[Guest post by Sharon Levisohn]
Mother came home from hospital on Friday, having been in over Christmas and New Year. She has advanced COPD (emphysema) and had a respiratory virus that resulted in pneumonia.
However, her lengthy stay was not due to her illness – a week of steroids and antibiotics settled that insofar as it could be – but the inability to plan a discharge to meet her ongoing needs. The hospital wanted to send her home with three (local authority funded) home care visits plus daily district nurse calls. The social worker could not authorise the home care package without it “going to panel” and of course there would be no more panel meetings until January 7th. Then the hospital suggested a nursing home placement but, despite full-time oxygen dependency and limited mobility, my mother did not meet the criteria for a funded admission. Next they suggested a short admission to a cottage hospital. That was rejected as they thought, frankly, that the journey would kill her. Plan D was to be discharged home with the support of the (health-funded) Re-enablement Team; however, she was not open to this as her condition was too far progressed for rehabilitation. All this time, Mother was in an acute bed – one of those infamous bed-blockers – on a ward with confirmed Norovirus, while the family and I rode the Waltzer of uncertainty and conflicting updates, always aware that she might just give up the long battle with COPD.

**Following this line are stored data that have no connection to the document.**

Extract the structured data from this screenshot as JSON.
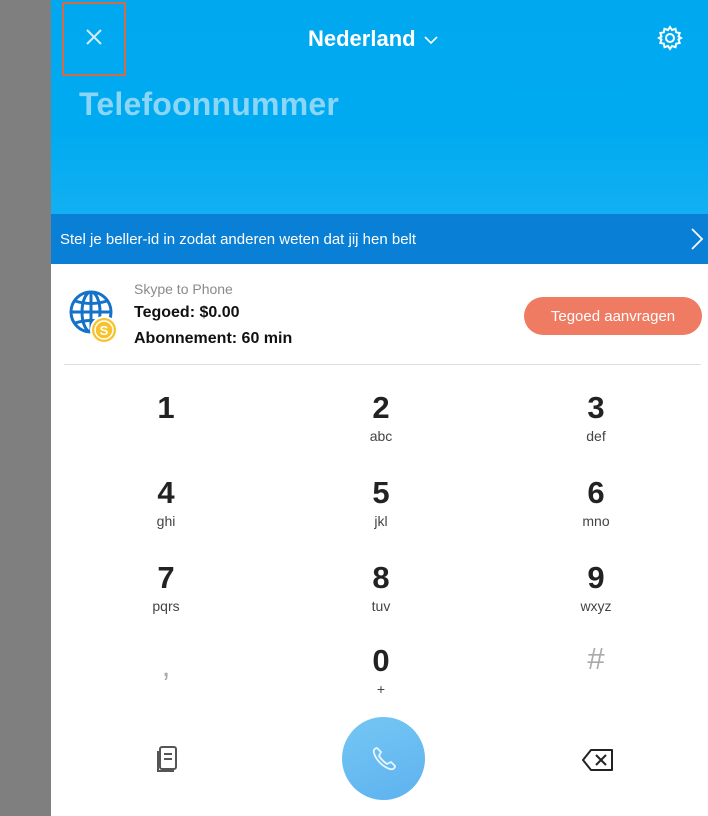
{
  "header": {
    "country": "Nederland",
    "phone_placeholder": "Telefoonnummer"
  },
  "caller_id_banner": {
    "text": "Stel je beller-id in zodat anderen weten dat jij hen belt"
  },
  "credit": {
    "product": "Skype to Phone",
    "balance": "Tegoed: $0.00",
    "subscription": "Abonnement: 60 min",
    "button": "Tegoed aanvragen"
  },
  "keypad": [
    {
      "digit": "1",
      "letters": ""
    },
    {
      "digit": "2",
      "letters": "abc"
    },
    {
      "digit": "3",
      "letters": "def"
    },
    {
      "digit": "4",
      "letters": "ghi"
    },
    {
      "digit": "5",
      "letters": "jkl"
    },
    {
      "digit": "6",
      "letters": "mno"
    },
    {
      "digit": "7",
      "letters": "pqrs"
    },
    {
      "digit": "8",
      "letters": "tuv"
    },
    {
      "digit": "9",
      "letters": "wxyz"
    },
    {
      "digit": ",",
      "letters": ""
    },
    {
      "digit": "0",
      "letters": "+"
    },
    {
      "digit": "#",
      "letters": ""
    }
  ],
  "icons": {
    "close": "close-icon",
    "chevron": "chevron-down-icon",
    "settings": "gear-icon",
    "banner_arrow": "chevron-right-icon",
    "globe": "globe-coin-icon",
    "contacts": "contacts-icon",
    "call": "phone-icon",
    "backspace": "backspace-icon"
  },
  "colors": {
    "header_bg": "#00a8f0",
    "banner_bg": "#0a7fd6",
    "credit_button": "#ef7b63",
    "call_button": "#6bbcf1",
    "highlight_border": "#d36a48"
  }
}
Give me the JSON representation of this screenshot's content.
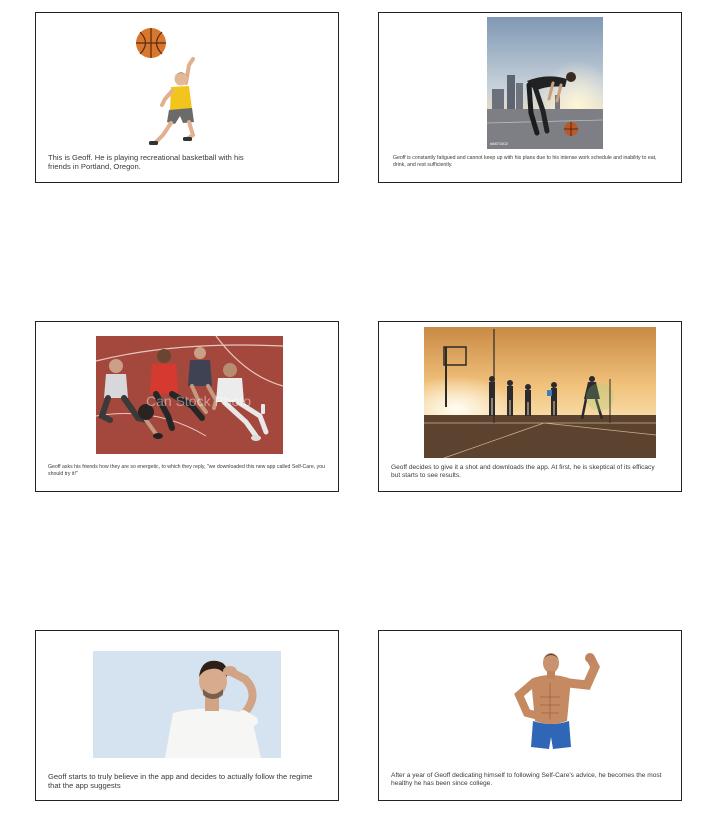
{
  "slides": [
    {
      "caption": "This is Geoff. He is playing recreational basketball with his friends in Portland, Oregon.",
      "image": "man-jumping-with-basketball"
    },
    {
      "caption": "Geoff is constantly fatigued and cannot keep up with his plans due to his intense work schedule and inability to eat, drink, and rest sufficiently.",
      "image": "tired-man-on-court-at-sunset",
      "watermark": "#6871502"
    },
    {
      "caption": "Geoff asks his friends how they are so energetic, to which they reply, \"we downloaded this new app called Self-Care, you should try it!\"",
      "image": "friends-resting-on-court",
      "watermark": "Can Stock Photo"
    },
    {
      "caption": "Geoff decides to give it a shot and downloads the app. At first, he is skeptical of its efficacy but starts to see results.",
      "image": "silhouette-basketball-game-at-sunset"
    },
    {
      "caption": "Geoff starts to truly believe in the app and decides to actually follow the regime that the app suggests",
      "image": "thinking-man-scratching-head"
    },
    {
      "caption": "After a year of Geoff dedicating himself to following Self-Care's advice, he becomes the most healthy he has been since college.",
      "image": "muscular-man-flexing"
    }
  ],
  "colors": {
    "border": "#222222",
    "caption_text": "#3a3a3a",
    "ball": "#d8782e",
    "shirt_yellow": "#f2c51c",
    "court_red": "#a4473d",
    "sky_blue": "#d5e3f1",
    "shorts_blue": "#2f66b5"
  }
}
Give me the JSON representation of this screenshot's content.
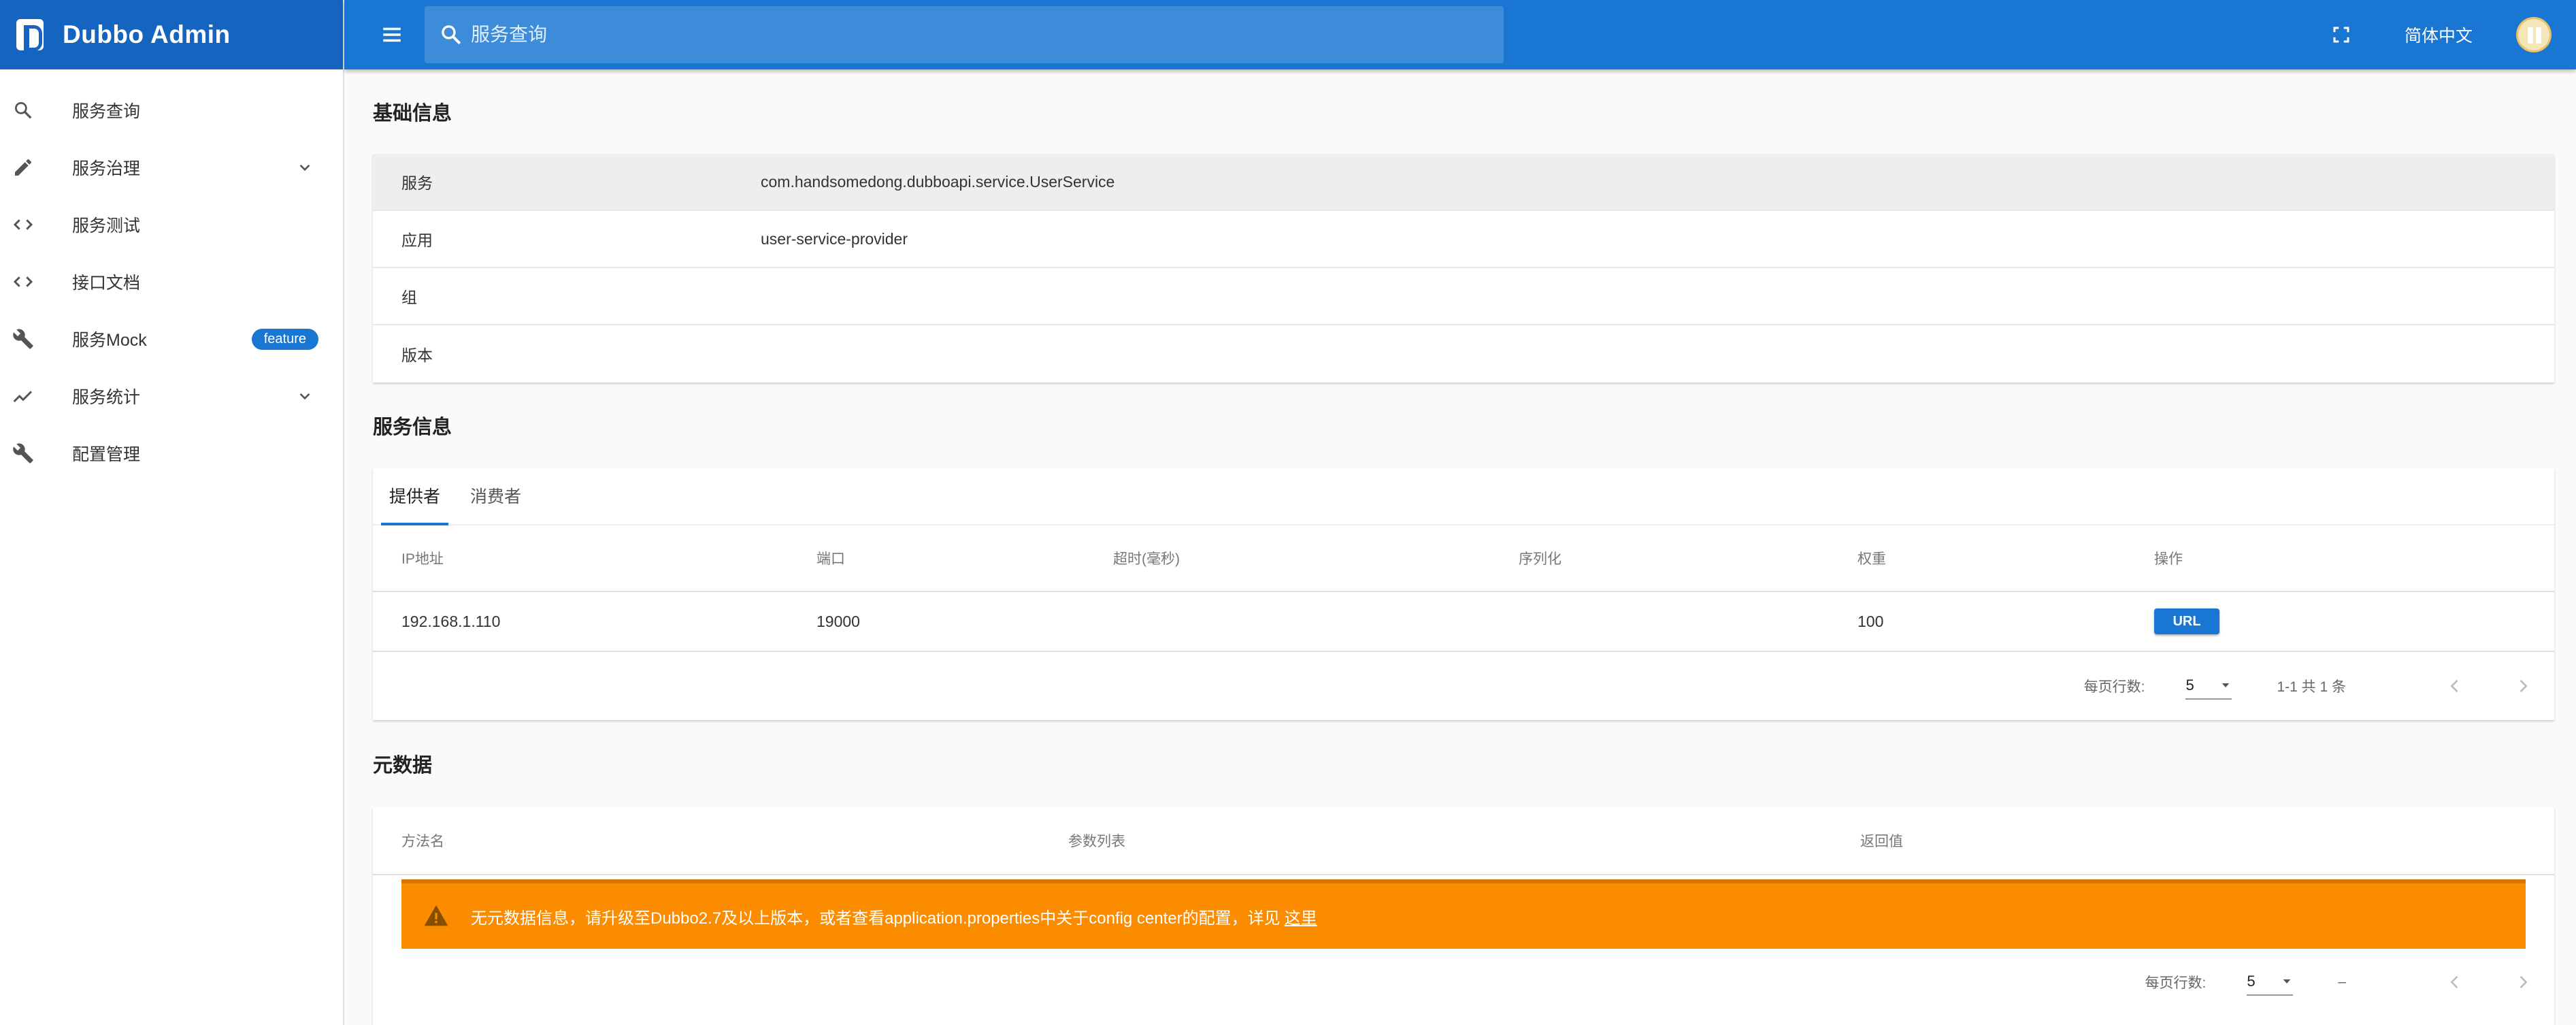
{
  "app": {
    "title": "Dubbo Admin"
  },
  "sidebar": {
    "items": [
      {
        "label": "服务查询",
        "icon": "search-icon"
      },
      {
        "label": "服务治理",
        "icon": "pencil-icon",
        "expandable": true
      },
      {
        "label": "服务测试",
        "icon": "code-icon"
      },
      {
        "label": "接口文档",
        "icon": "code-icon"
      },
      {
        "label": "服务Mock",
        "icon": "wrench-icon",
        "badge": "feature"
      },
      {
        "label": "服务统计",
        "icon": "trending-icon",
        "expandable": true
      },
      {
        "label": "配置管理",
        "icon": "wrench-icon"
      }
    ]
  },
  "header": {
    "search_placeholder": "服务查询",
    "language": "简体中文"
  },
  "basic_info": {
    "title": "基础信息",
    "rows": [
      {
        "key": "服务",
        "value": "com.handsomedong.dubboapi.service.UserService"
      },
      {
        "key": "应用",
        "value": "user-service-provider"
      },
      {
        "key": "组",
        "value": ""
      },
      {
        "key": "版本",
        "value": ""
      }
    ]
  },
  "service_info": {
    "title": "服务信息",
    "tabs": [
      "提供者",
      "消费者"
    ],
    "active_tab": "提供者",
    "columns": [
      "IP地址",
      "端口",
      "超时(毫秒)",
      "序列化",
      "权重",
      "操作"
    ],
    "rows": [
      {
        "ip": "192.168.1.110",
        "port": "19000",
        "timeout": "",
        "serialization": "",
        "weight": "100",
        "action": "URL"
      }
    ],
    "pager": {
      "label": "每页行数:",
      "per_page": "5",
      "info": "1-1 共 1 条"
    }
  },
  "metadata": {
    "title": "元数据",
    "columns": [
      "方法名",
      "参数列表",
      "返回值"
    ],
    "alert_text": "无元数据信息，请升级至Dubbo2.7及以上版本，或者查看application.properties中关于config center的配置，详见",
    "alert_link": "这里",
    "pager": {
      "label": "每页行数:",
      "per_page": "5",
      "info": "–"
    }
  },
  "colors": {
    "primary": "#1976d2",
    "brand": "#1565c0",
    "warning": "#fb8c00"
  }
}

What is the point of this personal anecdote of woe over the festive period? I suppose it is not a unique case; even on the ward there were several other patients unwillingly playing the Cherchez La Femme game of discharge co-ordination. How many patients and families in how many hospitals were going through similar experiences? What vexed me – and as a former nurse I am not criticising the frontline ward staff – was that the hospital did not seem to know what qualifying factors were applied to the various options – one might have assumed that they had confirmed Mother’s eligibility before informing her and the family only to dash their hopes. The other bugbear is the responsibility for funding. Surely, if a risk assessment has shown that a frail elderly terminally ill patient has been assessed as needing input from various agencies in order to be at home with the people and dogs and personal touches she loves, which give her a little quality of life, and if we believe that it is better for the elderly to live at home so far as is possible, surely then the funding needs to be provided? Or shall we simply abandon that principle as practically unviable?